Yes, man. One other thing that Musk shares with these fictional characters is a 1950s view where bold things are done by young white males. The photograph of the rocket launch control room celebrating the success of the Falcon Heavy launch could have been a 50-year-old shot of a NASA control room, but with more modern computers and without the cigarettes. By contrast, even Heinlein’s fictional 1950’s spacefarers had a better ethnic and racial mix.
And even some of today’s young white males are leery of working for someone who expects 70 hour work weeks at mediocre pay. One engineering student I had a chance to visit this week, who shares Musk’s passion for space, spoke with contempt of Musk and the reputed high turnover of staff working for him.
Red tape in orbit
The need for such staff, of course, reminds us that even Musk cannot build a rocket by himself. According to the SpaceX web site, the company now has more than five thousand employees. It is, no doubt, in its own way as bureaucratic as NASA… and to the extent that it has less bureaucracy, it has fewer ways to protect its employees or promote diversity.
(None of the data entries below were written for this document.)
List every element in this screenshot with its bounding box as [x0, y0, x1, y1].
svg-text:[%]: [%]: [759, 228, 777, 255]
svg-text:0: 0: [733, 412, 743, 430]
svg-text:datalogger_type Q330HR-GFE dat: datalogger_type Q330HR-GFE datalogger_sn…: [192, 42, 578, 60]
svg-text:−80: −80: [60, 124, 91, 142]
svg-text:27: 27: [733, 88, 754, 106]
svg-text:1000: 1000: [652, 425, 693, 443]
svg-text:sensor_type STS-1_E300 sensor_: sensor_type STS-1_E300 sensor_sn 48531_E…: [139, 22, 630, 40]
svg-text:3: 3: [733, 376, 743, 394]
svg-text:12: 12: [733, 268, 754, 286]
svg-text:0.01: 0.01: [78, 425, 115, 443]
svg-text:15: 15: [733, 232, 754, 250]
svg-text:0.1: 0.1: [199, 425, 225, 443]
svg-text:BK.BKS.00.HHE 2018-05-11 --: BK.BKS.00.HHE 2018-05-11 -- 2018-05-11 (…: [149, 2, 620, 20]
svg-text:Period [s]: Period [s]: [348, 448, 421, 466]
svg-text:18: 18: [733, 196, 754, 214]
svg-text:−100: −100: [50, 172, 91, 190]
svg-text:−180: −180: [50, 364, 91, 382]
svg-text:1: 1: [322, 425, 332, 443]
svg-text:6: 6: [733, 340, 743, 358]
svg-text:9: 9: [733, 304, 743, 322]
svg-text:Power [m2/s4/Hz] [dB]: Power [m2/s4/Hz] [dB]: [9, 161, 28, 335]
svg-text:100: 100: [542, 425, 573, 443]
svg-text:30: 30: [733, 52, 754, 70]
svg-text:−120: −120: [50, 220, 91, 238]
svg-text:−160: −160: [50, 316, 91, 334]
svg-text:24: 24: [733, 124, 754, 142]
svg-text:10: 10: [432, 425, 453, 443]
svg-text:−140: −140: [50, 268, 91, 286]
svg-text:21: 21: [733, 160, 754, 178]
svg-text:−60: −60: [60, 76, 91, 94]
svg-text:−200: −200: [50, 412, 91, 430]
If you don’t like the company, of course, you don’t have to work there. Musk isn’t the only billionaire with a passion for space, and SpaceX isn’t the only private outfit building rockets nowadays. But it’s a rare billionaire, no matter how brilliant, who’s easy to work for. Ask the employees of Steve Jobs, or Henry Ford… or King David.
The day is coming soon when some other corporation, or nation, will be landing people on the Moon. Regardless of gender or nationality, they will be people, with the human propensity toward sin. When that time comes we will still need times of repentance like Lent, when we can reflect on our shortcomings even as we celebrate our passions. And I will need to come up with a new joke.